Sir Ivan Rogers stepped down from his role of the UK's Ambassador to the EU, criticising the government's "muddled thinking" over Brexit, then resigned from the civil service altogether a few days later. His resignation letter is available here in full. What followed was seemingly much muddled thinking from both sides over what influence Rogers had over Brexit and whether or not this was a good thing. Rogers worked with Cameron to negotiate the "In" vote reform package, and apparently quit due to the Prime Minister and the wider governments stance of avoiding hard truths. Arch-Brexiteers hailed the development as a victory, seeing Rogers as a negative Nancy of sorts, whilst others spoke to his pragmatism and the need for realism in the Brexit process. I don't know anything about the guy, but the way the prominent charcters on both sides leapt to a particular narrative was interesting. Anyway, Rogers has now been replaced by ex-EU ambassador to Moscow and Western Europe Sir Tim Barrow, who is said by ministers to be a "pragmatic problem solver" who is prepared to give the "unvarnished truth" but also to offer solutions.
The only other marginally important thing that happened was Theresa May's interview on Sky News yesterday morning, in which we once again learned very little. John Rentoul ran with "How to use lots of words and say absolutely nothing, by Theresa May." Richard North, on the other hand picked up on some detail in the PM's words, in particular the line that she wanted "the best possible deal for trading with and operating within the Single European Market". Taking these words very literally, this seems like an admission that we are aiming to remain a full participant of the SM, whilst May has repeatedly inferred we will be exiting the customs union or will significantly change how we interact with it. This sounds very much like an EEA style route. The media for some reason is now utterly convinced that we are leaving the SM and that the government just won't admit it, the details of the PM's words however suggest otherwise.
This brings me onto a very interesting shift in the general Brexit-debate landscape. Ian Dunt, a writer at Politics.co.uk and a prolific Brexiteer antagoniser on Twitter wrote an article last week asking for remainers and Liberal Leavers to "bury the hatchet" and unite.
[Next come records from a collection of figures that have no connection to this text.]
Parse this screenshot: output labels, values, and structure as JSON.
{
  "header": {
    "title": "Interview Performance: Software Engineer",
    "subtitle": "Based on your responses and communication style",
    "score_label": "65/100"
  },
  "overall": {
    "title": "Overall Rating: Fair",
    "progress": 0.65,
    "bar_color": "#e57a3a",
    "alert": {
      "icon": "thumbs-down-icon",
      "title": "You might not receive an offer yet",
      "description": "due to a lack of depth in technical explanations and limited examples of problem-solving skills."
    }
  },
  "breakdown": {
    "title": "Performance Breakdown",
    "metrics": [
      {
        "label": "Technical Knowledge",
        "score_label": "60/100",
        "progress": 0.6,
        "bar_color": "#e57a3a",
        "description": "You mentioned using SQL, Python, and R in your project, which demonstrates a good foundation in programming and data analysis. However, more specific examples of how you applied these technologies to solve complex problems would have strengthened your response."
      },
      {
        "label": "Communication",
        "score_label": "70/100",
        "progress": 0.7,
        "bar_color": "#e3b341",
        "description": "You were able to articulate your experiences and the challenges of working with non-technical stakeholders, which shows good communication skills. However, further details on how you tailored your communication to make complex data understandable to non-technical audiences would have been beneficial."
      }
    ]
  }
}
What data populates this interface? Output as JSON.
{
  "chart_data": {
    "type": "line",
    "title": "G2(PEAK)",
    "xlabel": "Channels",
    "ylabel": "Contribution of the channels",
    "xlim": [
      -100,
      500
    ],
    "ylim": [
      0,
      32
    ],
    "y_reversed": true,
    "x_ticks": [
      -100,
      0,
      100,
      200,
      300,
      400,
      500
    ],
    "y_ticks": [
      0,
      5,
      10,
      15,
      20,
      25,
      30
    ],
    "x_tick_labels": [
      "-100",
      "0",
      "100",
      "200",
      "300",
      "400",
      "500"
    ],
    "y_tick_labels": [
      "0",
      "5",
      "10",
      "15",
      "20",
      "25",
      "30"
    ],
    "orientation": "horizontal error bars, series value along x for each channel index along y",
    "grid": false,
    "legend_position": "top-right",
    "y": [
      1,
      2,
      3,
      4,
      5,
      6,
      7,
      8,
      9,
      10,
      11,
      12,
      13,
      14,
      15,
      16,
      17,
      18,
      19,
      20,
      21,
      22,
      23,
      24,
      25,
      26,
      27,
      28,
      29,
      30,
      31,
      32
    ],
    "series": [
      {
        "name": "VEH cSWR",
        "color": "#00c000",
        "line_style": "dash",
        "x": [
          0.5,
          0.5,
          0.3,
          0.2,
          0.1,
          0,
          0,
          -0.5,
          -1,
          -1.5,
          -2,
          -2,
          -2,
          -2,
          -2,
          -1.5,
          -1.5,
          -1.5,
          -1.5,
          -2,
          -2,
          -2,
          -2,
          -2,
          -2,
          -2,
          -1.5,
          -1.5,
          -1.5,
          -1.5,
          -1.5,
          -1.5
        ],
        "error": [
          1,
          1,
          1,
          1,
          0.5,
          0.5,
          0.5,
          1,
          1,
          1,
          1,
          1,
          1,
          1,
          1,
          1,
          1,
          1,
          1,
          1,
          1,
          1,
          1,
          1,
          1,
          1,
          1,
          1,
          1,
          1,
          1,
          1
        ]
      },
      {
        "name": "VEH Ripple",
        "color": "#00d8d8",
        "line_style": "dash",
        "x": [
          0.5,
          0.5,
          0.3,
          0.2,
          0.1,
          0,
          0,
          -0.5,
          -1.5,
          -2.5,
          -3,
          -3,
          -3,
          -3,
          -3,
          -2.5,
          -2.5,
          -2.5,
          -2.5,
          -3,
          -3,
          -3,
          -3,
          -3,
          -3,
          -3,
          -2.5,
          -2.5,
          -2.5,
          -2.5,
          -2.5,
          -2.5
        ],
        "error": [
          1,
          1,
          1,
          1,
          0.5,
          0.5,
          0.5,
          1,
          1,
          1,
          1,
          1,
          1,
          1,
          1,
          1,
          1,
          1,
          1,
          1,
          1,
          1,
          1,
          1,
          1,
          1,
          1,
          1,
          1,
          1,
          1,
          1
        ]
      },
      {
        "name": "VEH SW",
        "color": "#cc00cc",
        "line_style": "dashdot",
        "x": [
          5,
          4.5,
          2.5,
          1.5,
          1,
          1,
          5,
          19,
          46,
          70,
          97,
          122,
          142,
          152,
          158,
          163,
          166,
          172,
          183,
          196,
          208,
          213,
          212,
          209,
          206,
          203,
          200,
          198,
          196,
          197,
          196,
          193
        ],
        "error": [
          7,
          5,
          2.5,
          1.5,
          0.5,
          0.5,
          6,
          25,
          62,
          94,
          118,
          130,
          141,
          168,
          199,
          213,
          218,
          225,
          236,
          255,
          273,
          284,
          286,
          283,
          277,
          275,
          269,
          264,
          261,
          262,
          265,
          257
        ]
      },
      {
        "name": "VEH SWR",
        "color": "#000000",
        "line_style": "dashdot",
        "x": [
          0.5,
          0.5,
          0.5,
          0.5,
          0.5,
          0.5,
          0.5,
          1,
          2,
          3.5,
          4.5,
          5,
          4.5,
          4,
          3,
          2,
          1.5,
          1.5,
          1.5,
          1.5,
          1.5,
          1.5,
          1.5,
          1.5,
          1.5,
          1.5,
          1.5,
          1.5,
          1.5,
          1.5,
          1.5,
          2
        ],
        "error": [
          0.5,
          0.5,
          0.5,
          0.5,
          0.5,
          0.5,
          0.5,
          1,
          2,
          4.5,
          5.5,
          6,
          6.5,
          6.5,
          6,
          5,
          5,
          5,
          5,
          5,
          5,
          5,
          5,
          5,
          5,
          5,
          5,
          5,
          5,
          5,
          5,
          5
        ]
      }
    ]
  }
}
The responses to the article, the tweet about it and his olive branch approach have been fascinating.
The issue is that many remainers are pretty much suggesting that the EEA/EFTA route is the best option because it would allow an easy re-entry back into the EU in the future, which is causing parts of the Leave base to double down and strengthen their position. Herein lies the issue, the remainers extending the olive branch appear to be hoping to use the Liberal Leavers - who are leavers first and foremost - as a way to stop Brexit entirely, and are not even being shy about it. As Ben Kelly puts it: "No one wants to accept an olive branch they will later be beaten with." Liam Blizard on the other hand, writes that there needs to be a compromise on both sides for this partnership to work.
This isn't happening just within the blogosphere. We now have prominent leave figures such as Michael Gove switching their position from being in favour of a transitional arrangement to being totally against it. Across the board, the sentiment of the public-eye leavers has noticably strengthened, as a reaction to the fear that any remain influence in the process is only to stop the process altogether. We saw this with the response to Sir Rogers' resignation.
It seems that the only way to reconcile this partnership of the moderates would be for the olive-branch remainers to fully accept that we will be leaving the EU and not trying to get back in, and for the Liberal Leavers to perhaps accept that something like the EEA/EFTA solution might be more like a final destination than originally hoped. If you don't find yourself in either of these camps though, which is most people, none of this would be acceptable. Blogger Another48percenter concludes that the partnership won't work simply because the good-willed overlap between both sides isn't big enough. In fact, it is probably getting smaller. Leavers are hardening their demands, and some remainers are begining to take the "if it's gonna blow up, let's make it blow up big" approach. It is unfortunately begining to feel as if the room for friendly and productive teamwork bewteen both sides is shrinking, which feels bad for everybody.
Anyway, it's less than 3 months until A50 is meant to be triggered. Between now and then, anything could happen.